There was another worry, too. This farmhouse, all isolated and alone. It hadn’t managed to escape the circumstances. It wasn’t even the virus. The tumbling world had found its way through the fields, bringing its violence and horror in through the door and leaving a dead man behind. All of a sudden, Alex realized, his farm in Virginia might not be as free and safe from it all as he’d imagined.
But think like that, Alex told himself, and there will be nowhere left to go. Nowhere is truly safe. There was nowhere he could really be alone and cut himself off from the world. He might as well go home. At least it felt familiar.
He slipped in through the open door of the barn. Everyone was still asleep. Settling into position, his mind moving too fast, Alex Early watched over his friends.
Chapter 22
A quiet car, lost on the road. After they’d passed the road sign welcoming them into West Virginia, Timmy had hummed the famous song for most of an hour. They drove through the country roads. Even that couldn’t dampen Alex’s excitement. Keeping his hands on the wheel, he tried to hide his nostalgic anticipations fro
m the others. They didn’t need to know how much each passing mile meant to him. No one said much. Joan leaned forward and tapped Timmy on the shoulder.

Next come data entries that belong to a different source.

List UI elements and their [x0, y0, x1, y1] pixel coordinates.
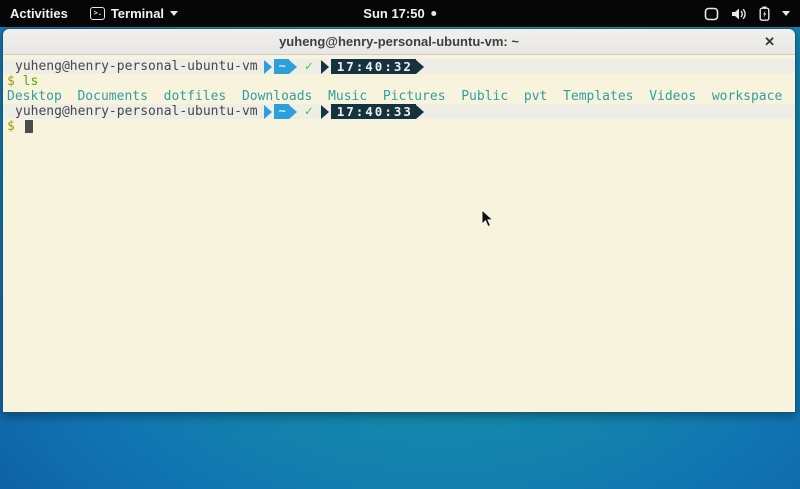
terminal-content[interactable]: yuheng@henry-personal-ubuntu-vm ~ ✓ 17:4…: [3, 55, 795, 413]
clock-label: Sun 17:50: [363, 6, 424, 21]
prompt-symbol: $: [3, 119, 15, 134]
powerline-time-segment: 17:40:33: [321, 104, 424, 119]
top-bar: Activities >. Terminal Sun 17:50: [0, 0, 800, 27]
app-menu-label: Terminal: [111, 6, 164, 21]
directory-name: Downloads: [242, 89, 312, 104]
system-status-menu[interactable]: [694, 0, 800, 27]
prompt-user: yuheng@henry-personal-ubuntu-vm: [3, 59, 258, 74]
screen-cast-icon: [704, 7, 719, 21]
input-line[interactable]: $: [3, 119, 795, 134]
notification-dot-icon: [432, 11, 437, 16]
command-text: ls: [23, 74, 39, 89]
directory-name: Videos: [649, 89, 696, 104]
terminal-window: yuheng@henry-personal-ubuntu-vm: ~ ✕ yuh…: [2, 28, 796, 413]
status-check-icon: ✓: [305, 104, 313, 119]
directory-name: Templates: [563, 89, 633, 104]
directory-name: Documents: [77, 89, 147, 104]
volume-icon: [731, 7, 747, 21]
directory-name: dotfiles: [164, 89, 227, 104]
directory-name: Public: [461, 89, 508, 104]
terminal-cursor: [25, 120, 33, 133]
close-button[interactable]: ✕: [760, 29, 779, 54]
chevron-down-icon: [782, 11, 790, 16]
directory-name: Desktop: [7, 89, 62, 104]
window-title: yuheng@henry-personal-ubuntu-vm: ~: [279, 34, 519, 49]
prompt-line-2: yuheng@henry-personal-ubuntu-vm ~ ✓ 17:4…: [3, 104, 795, 119]
prompt-user: yuheng@henry-personal-ubuntu-vm: [3, 104, 258, 119]
chevron-down-icon: [170, 11, 178, 16]
status-check-icon: ✓: [305, 59, 313, 74]
command-line: $ ls: [3, 74, 795, 89]
desktop-screen: Activities >. Terminal Sun 17:50: [0, 0, 800, 489]
app-menu-button[interactable]: >. Terminal: [82, 0, 186, 27]
prompt-line-1: yuheng@henry-personal-ubuntu-vm ~ ✓ 17:4…: [3, 59, 795, 74]
prompt-symbol: $: [3, 74, 15, 89]
directory-name: workspace: [712, 89, 782, 104]
powerline-time-segment: 17:40:32: [321, 59, 424, 74]
directory-name: pvt: [524, 89, 547, 104]
clock-button[interactable]: Sun 17:50: [353, 0, 446, 27]
activities-button[interactable]: Activities: [0, 0, 82, 27]
ls-output-line: Desktop Documents dotfiles Downloads Music Pi…: [3, 89, 795, 104]
window-titlebar[interactable]: yuheng@henry-personal-ubuntu-vm: ~ ✕: [3, 29, 795, 55]
directory-name: Pictures: [383, 89, 446, 104]
battery-charging-icon: [759, 6, 770, 21]
powerline-path-segment: ~: [264, 104, 297, 119]
powerline-path-segment: ~: [264, 59, 297, 74]
terminal-app-icon: >.: [90, 7, 105, 20]
directory-name: Music: [328, 89, 367, 104]
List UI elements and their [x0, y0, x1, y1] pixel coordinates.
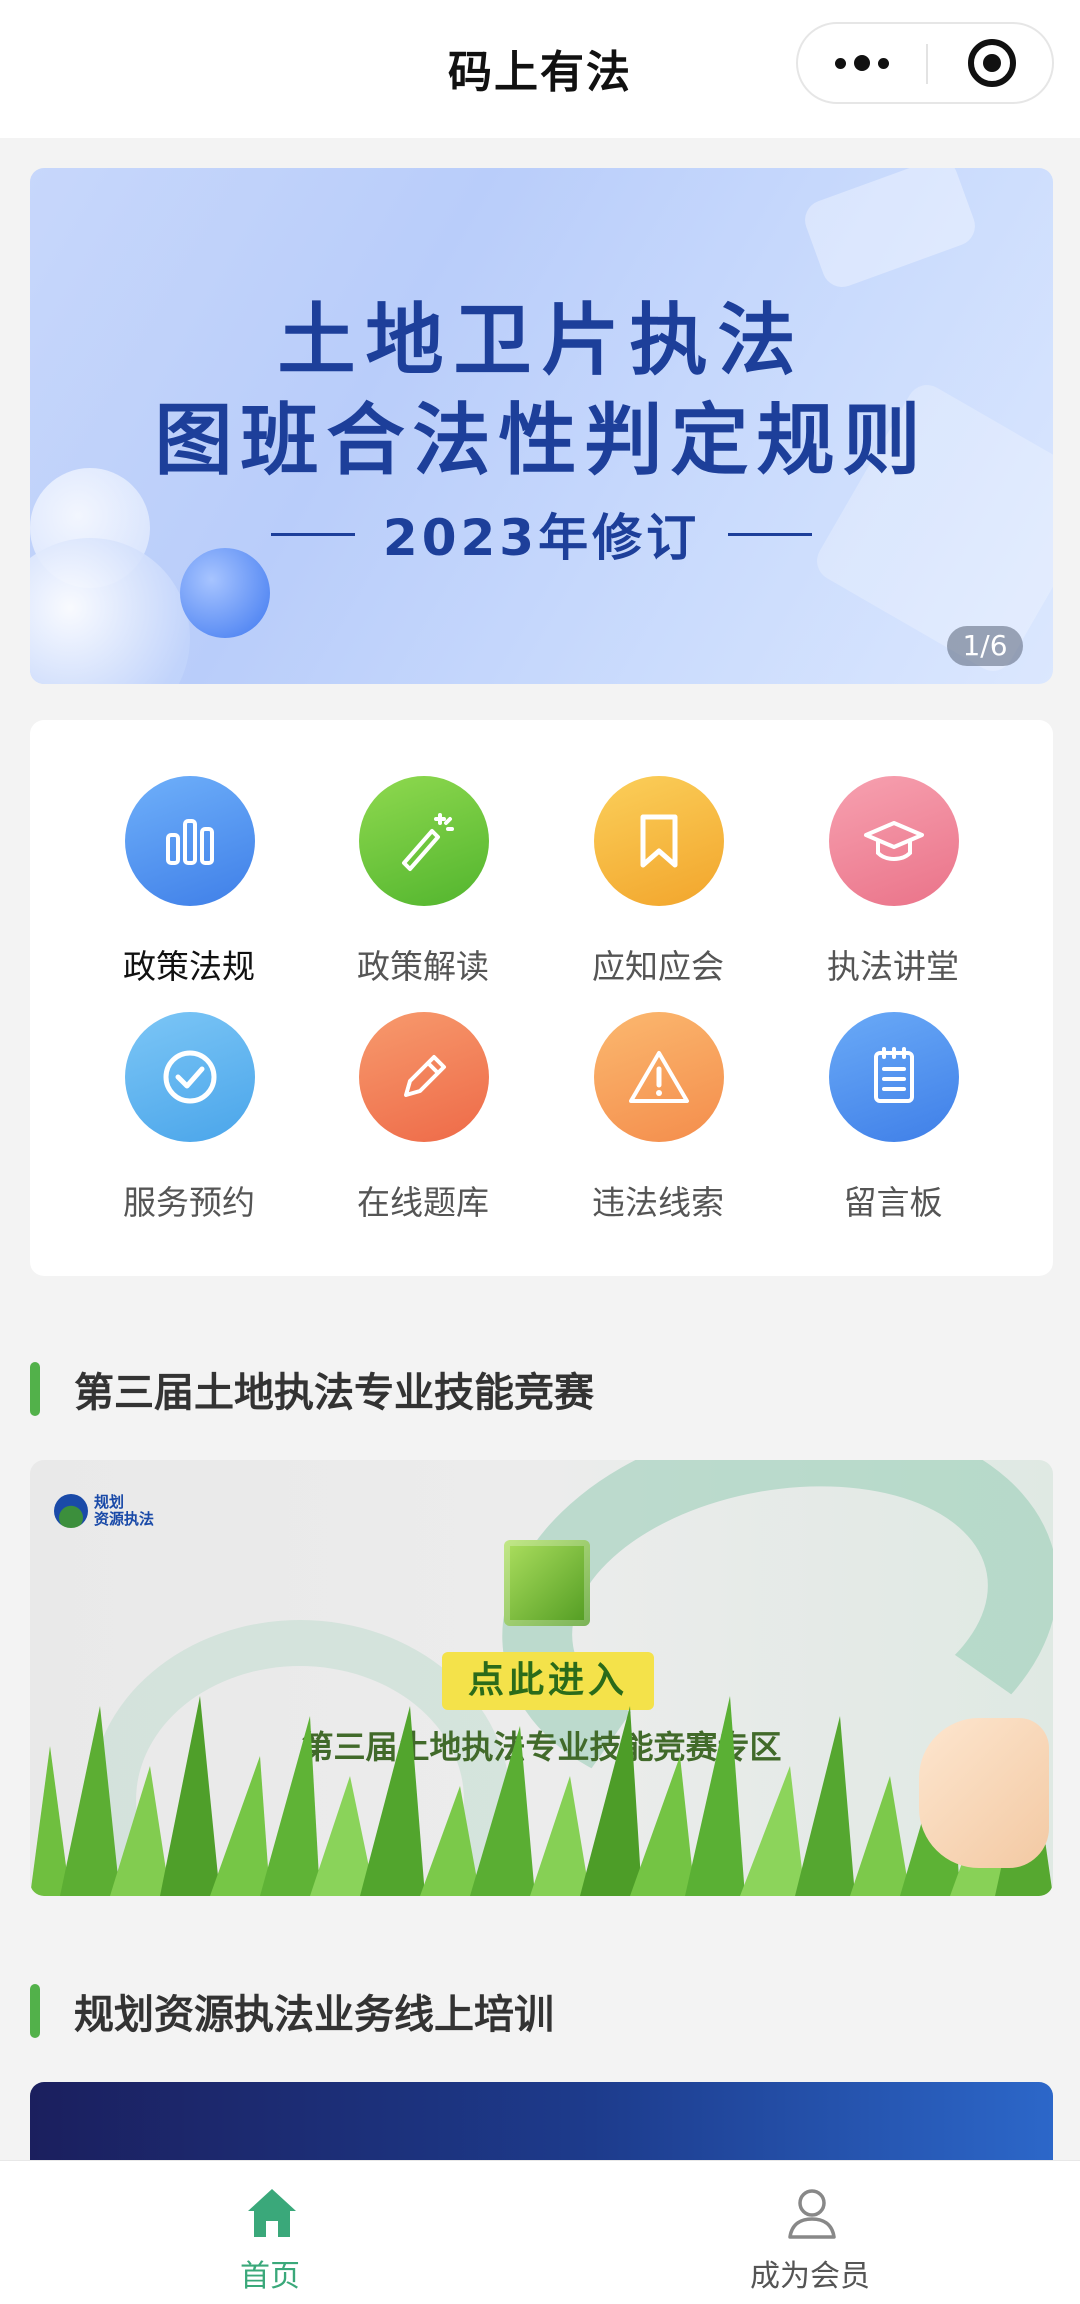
section-accent-bar: [30, 1984, 40, 2038]
capsule-divider: [926, 44, 928, 84]
divider: [270, 532, 355, 536]
section-accent-bar: [30, 1362, 40, 1416]
logo-mark-icon: [54, 1494, 88, 1528]
check-circle-icon: [125, 1012, 255, 1142]
graduation-cap-icon: [829, 776, 959, 906]
section-header-competition: 第三届土地执法专业技能竞赛: [30, 1354, 1030, 1416]
section-title: 规划资源执法业务线上培训: [74, 1992, 554, 2038]
grid-item-label: 违法线索: [592, 1183, 724, 1222]
grid-item-label: 服务预约: [123, 1183, 255, 1222]
magic-wand-icon: [359, 776, 489, 906]
bar-chart-icon: [125, 776, 255, 906]
notepad-icon: [829, 1012, 959, 1142]
pencil-icon: [359, 1012, 489, 1142]
carousel-pager: 1/6: [947, 626, 1023, 666]
banner-decor: [799, 168, 981, 293]
grid-item-label: 政策解读: [357, 947, 489, 986]
section-title: 第三届土地执法专业技能竞赛: [74, 1370, 594, 1416]
logo-text-line1: 规划: [94, 1493, 125, 1511]
target-icon[interactable]: [968, 39, 1016, 87]
grid-item-question-bank[interactable]: 在线题库: [323, 1012, 523, 1222]
tab-home[interactable]: 首页: [0, 2161, 540, 2304]
user-icon: [784, 2185, 840, 2241]
section-header-training: 规划资源执法业务线上培训: [30, 1976, 1030, 2038]
tab-label: 首页: [240, 2259, 300, 2294]
grid-item-policy-laws[interactable]: 政策法规: [89, 776, 289, 986]
grid-item-label: 执法讲堂: [827, 947, 959, 986]
feature-grid: 政策法规 政策解读 应知应会 执法讲堂 服务预约 在线题库 违法线索 留言板: [30, 720, 1053, 1276]
home-icon: [244, 2185, 300, 2241]
bottom-tab-bar: 首页 成为会员: [0, 2160, 1080, 2304]
banner-title-line2: 图班合法性判定规则: [154, 396, 929, 486]
more-dots-icon[interactable]: [798, 24, 926, 102]
mini-program-capsule: [796, 22, 1054, 104]
grid-item-service-booking[interactable]: 服务预约: [89, 1012, 289, 1222]
pointing-hand-illustration: [919, 1718, 1049, 1868]
divider: [728, 532, 813, 536]
grid-item-label: 应知应会: [592, 947, 724, 986]
grid-item-policy-interpretation[interactable]: 政策解读: [323, 776, 523, 986]
tab-label: 成为会员: [750, 2259, 870, 2294]
grid-item-label: 政策法规: [123, 947, 255, 986]
grid-item-must-know[interactable]: 应知应会: [558, 776, 758, 986]
grass-illustration: [30, 1696, 1053, 1896]
grid-item-label: 留言板: [843, 1183, 943, 1222]
bookmark-icon: [594, 776, 724, 906]
tab-become-member[interactable]: 成为会员: [540, 2161, 1080, 2304]
grid-item-label: 在线题库: [357, 1183, 489, 1222]
grid-item-message-board[interactable]: 留言板: [793, 1012, 993, 1222]
banner-carousel[interactable]: 土地卫片执法 图班合法性判定规则 2023年修订 1/6: [30, 168, 1053, 684]
logo-text-line2: 资源执法: [94, 1510, 155, 1528]
grid-item-law-lecture[interactable]: 执法讲堂: [793, 776, 993, 986]
banner-title-line1: 土地卫片执法: [277, 296, 806, 386]
warning-icon: [594, 1012, 724, 1142]
banner-subtitle-text: 2023年修订: [382, 509, 701, 567]
banner-subtitle: 2023年修订: [30, 498, 1053, 570]
grid-item-violation-clues[interactable]: 违法线索: [558, 1012, 758, 1222]
org-logo: 规划 资源执法: [54, 1494, 154, 1528]
top-navbar: 码上有法: [0, 0, 1080, 138]
cube-icon: [504, 1540, 590, 1626]
competition-banner[interactable]: 规划 资源执法 点此进入 第三届土地执法专业技能竞赛专区: [30, 1460, 1053, 1896]
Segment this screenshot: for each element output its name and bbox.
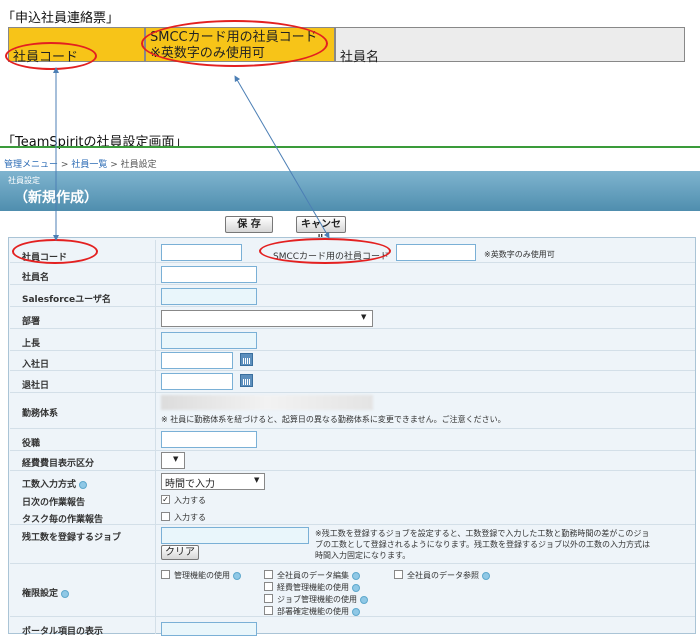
annotation-arrow [234,75,330,239]
annotation-arrows [53,67,330,241]
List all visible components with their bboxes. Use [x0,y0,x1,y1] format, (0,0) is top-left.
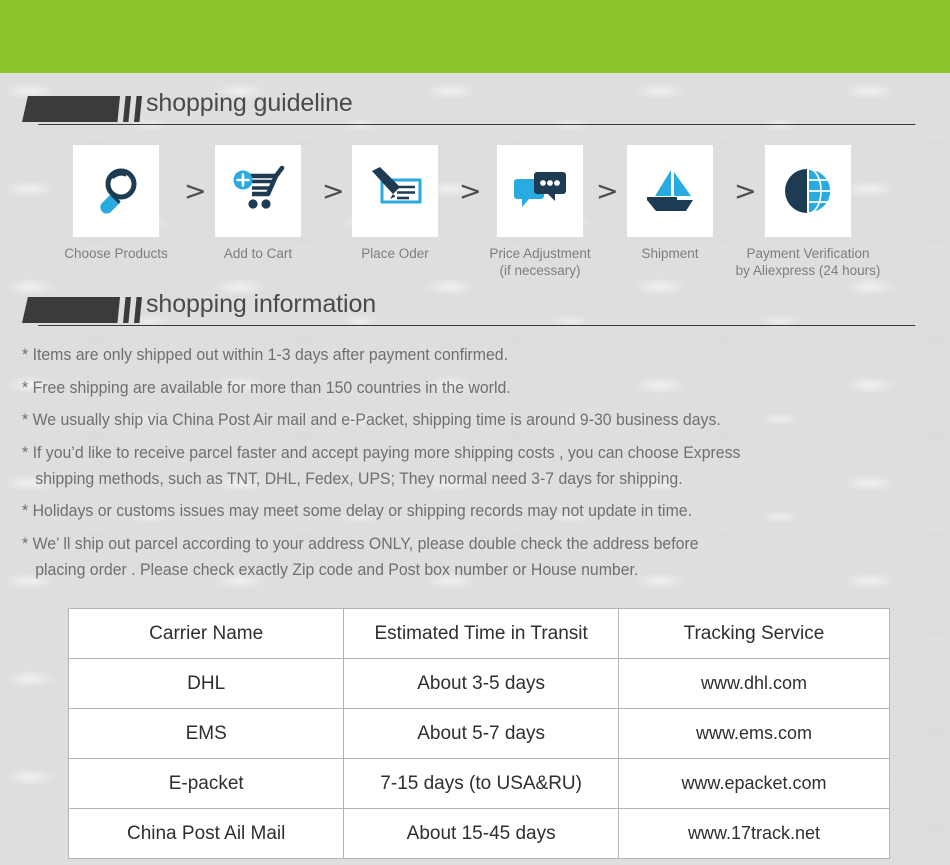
table-header-row: Carrier Name Estimated Time in Transit T… [67,608,891,659]
step-label: Choose Products [64,246,168,261]
info-line: * We’ ll ship out parcel according to yo… [22,534,699,553]
cell-tracking-service[interactable]: www.epacket.com [617,758,891,809]
info-line: placing order . Please check exactly Zip… [22,560,639,579]
carrier-table: Carrier Name Estimated Time in Transit T… [67,608,891,859]
step-label: Shipment [641,246,699,261]
step-shipment: Shipment [590,140,750,263]
section-title-guideline: shopping guideline [146,89,353,117]
cell-estimated-time: 7-15 days (to USA&RU) [343,758,619,809]
cell-tracking-service[interactable]: www.ems.com [617,708,891,759]
pen-check-document-icon [352,145,438,237]
svg-text:$: $ [785,172,809,212]
section-header-shopping-information: shopping information [0,290,950,334]
info-line: * If you’d like to receive parcel faster… [22,443,741,462]
cell-estimated-time: About 5-7 days [343,708,619,759]
table-row: E-packet 7-15 days (to USA&RU) www.epack… [67,758,891,809]
info-line: shipping methods, such as TNT, DHL, Fede… [22,469,683,488]
section-header-shopping-guideline: shopping guideline [0,89,950,133]
chat-bubbles-icon [497,145,583,237]
cell-tracking-service[interactable]: www.dhl.com [617,658,891,709]
cell-carrier-name: EMS [67,708,345,759]
step-payment-verification: $ Payment Verification by Aliexpress (24… [728,140,888,279]
top-green-banner [0,0,950,73]
table-row: DHL About 3-5 days www.dhl.com [67,658,891,709]
header-flag-shape [22,297,120,323]
header-slash-icon-3 [134,96,142,122]
cell-estimated-time: About 15-45 days [343,808,619,859]
shipping-info-list: * Items are only shipped out within 1-3 … [22,343,932,590]
step-choose-products: Choose Products [36,140,196,263]
step-label: Place Oder [361,246,429,261]
table-row: China Post Ail Mail About 15-45 days www… [67,808,891,859]
cell-carrier-name: DHL [67,658,345,709]
shopping-cart-plus-icon [215,145,301,237]
cell-tracking-service[interactable]: www.17track.net [617,808,891,859]
cell-carrier-name: E-packet [67,758,345,809]
info-line: * Items are only shipped out within 1-3 … [22,346,509,364]
header-rule-line [38,325,916,326]
step-label: Payment Verification by Aliexpress (24 h… [735,246,881,278]
cell-estimated-time: About 3-5 days [343,658,619,709]
column-header-estimated-time: Estimated Time in Transit [343,608,619,659]
cell-carrier-name: China Post Ail Mail [67,808,345,859]
section-title-information: shopping information [146,290,377,318]
step-add-to-cart: Add to Cart [178,140,338,263]
header-rule-line [38,124,916,125]
column-header-carrier-name: Carrier Name [67,608,345,659]
table-row: EMS About 5-7 days www.ems.com [67,708,891,759]
header-slash-icon-2 [123,297,131,323]
header-slash-icon-2 [123,96,131,122]
magnifier-icon [73,145,159,237]
step-label: Add to Cart [223,246,293,261]
column-header-tracking-service: Tracking Service [617,608,891,659]
header-flag-shape [22,96,120,122]
sailboat-icon [627,145,713,237]
header-slash-icon-3 [134,297,142,323]
info-line: * We usually ship via China Post Air mai… [22,411,721,429]
dollar-globe-icon: $ [765,145,851,237]
info-line: * Holidays or customs issues may meet so… [22,502,692,520]
shopping-steps-row: Choose Products > Add to Cart > Place Od… [0,140,950,280]
step-place-oder: Place Oder [315,140,475,263]
info-line: * Free shipping are available for more t… [22,378,511,397]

“Enough, Timmy, please. Please.”
The car contained enough anxiety, enough tension. Humming an endless loop of country music didn’t help. Timmy struggled with the map, had them lost a few times. They never pushed the car past thirty miles an hour, but it didn’t matter much. They retraced, re-routed, and kept heading south.
“Sorry, Joanie. Helps me concentrate. Good song. We should have been home yesterday, it’s right, you know?”
“A good song the first dozen times, maybe.”
She sat back in her seat with Cam next to her and the dog spread across them both. Joan had made it her job to watch the skies, taking the binoculars from a bag and scanning the horizon. It made her sick and nauseated, forcing her to pause every ten minutes. After a moment’s rest, she’d start again.
“You sure you know where we’re going, Timmy?” Alex asked, seeing another sign for the freeway.
“Yeah, man. We’re not too far out from Charleston.”
“We’re heading on to the freeway. Is that part of your plan?”
Timmy turned the map around again.
“We got to. I can’t see any other way. Just ten minutes on the freeway, take another exit and then we’re taking this road here around the city and straight on to proper Virginia.”
Alex saw Joan wince in the rear-view mirror. On to the freeway, they’d be sitting ducks. Easy to see for any eyes in the sky.
“You’re absolutely sure there’s no other way? We have to go on the freeway?”
“Yeah, man, unless you want to drive through Charleston.”
So far, Timmy had done a good job of avoiding towns. They’d passed a few houses. All abandoned. Just like the farm. Alex wondered how far Byrne and Root had reached, how much of the area they’d swept through, preparing the local population. Hunting.
The car turned another corner. A part of the world called Romance. All hills and trees and thin roads rolling between both like ancient rivers. They would hit the freeway soon.